I've spent the last week debugging an issue that is hitting OpenStack
with drive-mirror/block job usage.
Specifically we are seeing that a monitor command for 'query-block-jobs'
never replies to libvirt. After 3 minutes of waiting the test harness
times out and kills the VM. When working normally the entire test will
complete in just a couple of seconds, so we don't think the 3 minute
timeout is hitting a false positive.
[...] The rate failure of this problem is only
around 1 in 400 uses of drive-mirror. [...] No one has ever
managed to reproduce the problem outside of our automated test
system environment, even when running the same tests locally and
we can't log into the test systems to get GDB traces or install
custom QEMU builds.
The best I can do is to collect debug logs from libvirtd, and get
stdio from QEMU. The QEMU stderr/stdout shows nothing at all.
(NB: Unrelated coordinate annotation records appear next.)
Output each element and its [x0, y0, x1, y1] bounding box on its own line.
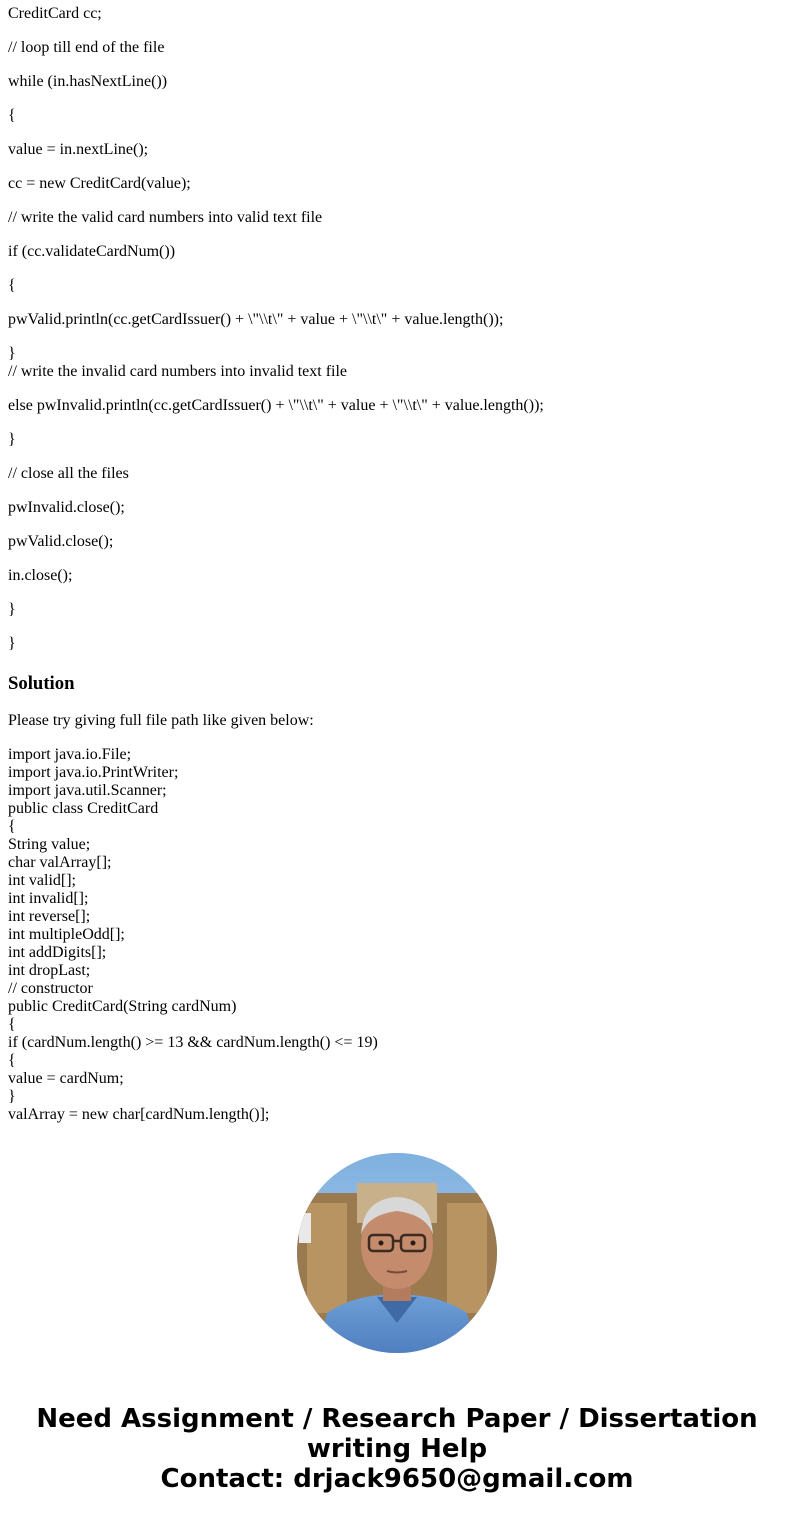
code-line: public class CreditCard: [8, 800, 159, 817]
code-comment: // write the valid card numbers into valid text file: [8, 209, 323, 226]
code-line: import java.io.File;: [8, 746, 132, 763]
code-line: int reverse[];: [8, 908, 91, 925]
code-comment: // constructor: [8, 980, 93, 997]
code-line: int dropLast;: [8, 962, 91, 979]
code-line: if (cardNum.length() >= 13 && cardNum.length() <= 19): [8, 1034, 378, 1051]
code-comment: // loop till end of the file: [8, 39, 165, 56]
solution-intro: Please try giving full file path like given below:: [8, 712, 314, 729]
code-comment: // close all the files: [8, 465, 129, 482]
code-line: }: [8, 635, 16, 652]
code-line: pwInvalid.close();: [8, 499, 125, 516]
code-line: pwValid.close();: [8, 533, 114, 550]
code-line: {: [8, 818, 16, 835]
code-line: int valid[];: [8, 872, 76, 889]
code-line: int multipleOdd[];: [8, 926, 125, 943]
code-line: if (cc.validateCardNum()): [8, 243, 176, 260]
code-line: valArray = new char[cardNum.length()];: [8, 1106, 270, 1123]
author-photo: [297, 1153, 497, 1353]
promo-banner: [0, 1404, 794, 1494]
code-line: else pwInvalid.println(cc.getCardIssuer() + \"\\t\" + value + \"\\t\" + value.length());: [8, 397, 544, 414]
code-line: import java.util.Scanner;: [8, 782, 167, 799]
code-line: int invalid[];: [8, 890, 89, 907]
code-line: {: [8, 1016, 16, 1033]
code-line: value = cardNum;: [8, 1070, 124, 1087]
code-line: }: [8, 1088, 16, 1105]
code-line: {: [8, 277, 16, 294]
contact-email: Contact: drjack9650@gmail.com: [160, 1464, 634, 1494]
code-line: in.close();: [8, 567, 73, 584]
solution-heading: Solution: [8, 673, 75, 694]
code-line: char valArray[];: [8, 854, 112, 871]
code-line: CreditCard cc;: [8, 5, 102, 22]
code-line: String value;: [8, 836, 91, 853]
code-line: int addDigits[];: [8, 944, 107, 961]
code-line: value = in.nextLine();: [8, 141, 149, 158]
code-comment: // write the invalid card numbers into invalid text file: [8, 363, 348, 380]
code-line: public CreditCard(String cardNum): [8, 998, 237, 1015]
portrait-illustration: [297, 1153, 497, 1353]
code-line: import java.io.PrintWriter;: [8, 764, 179, 781]
code-line: cc = new CreditCard(value);: [8, 175, 191, 192]
code-line: }: [8, 601, 16, 618]
code-line: pwValid.println(cc.getCardIssuer() + \"\\t\" + value + \"\\t\" + value.length());: [8, 311, 504, 328]
solution-code: [8, 746, 788, 1124]
code-line: {: [8, 107, 16, 124]
code-line: }: [8, 345, 16, 362]
code-line: {: [8, 1052, 16, 1069]
code-line: while (in.hasNextLine()): [8, 73, 168, 90]
promo-line: writing Help: [306, 1434, 488, 1464]
code-line: }: [8, 431, 16, 448]
promo-line: Need Assignment / Research Paper / Dissertation: [36, 1404, 758, 1434]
The
libvirtd log shows the following sequence of monitor interactions
with QEMU:
[...]
5. Libvirt waits for cleanup to complete:
msg={"execute":"query-block-jobs","id":"libvirt-15"}
reply={"return": [{"io-status": "ok", "device": "drive-virtio-disk0", "busy": true, "len": 25165824, "offset": 25165824,
"paused": false, "speed": 0, "type": "mirror"}], "id": "libvirt-15"}
msg={"execute":"query-block-jobs","id":"libvirt-16"}
reply={"return": [{"io-status": "ok", "device": "drive-virtio-disk0", "busy": true, "len": 25165824, "offset": 25165824,
"paused": false, "speed": 0, "type": "mirror"}], "id": "libvirt-16"}
msg={"execute":"query-block-jobs","id":"libvirt-17"}
<...hang...>
So we can see this last 'query-block-jobs' command hangs. I've looked at
the code for handling this monitor command and struggling to come up with
any ideas of why this might hang. My best idea was the bdrv_iterate()
call it does might be happening at the same time as another thread modifies
the list, but debugging on a local QEMU shows no changes to the list at
all due to drive-mirror/block jobs, so that doesn't seem to be the cause.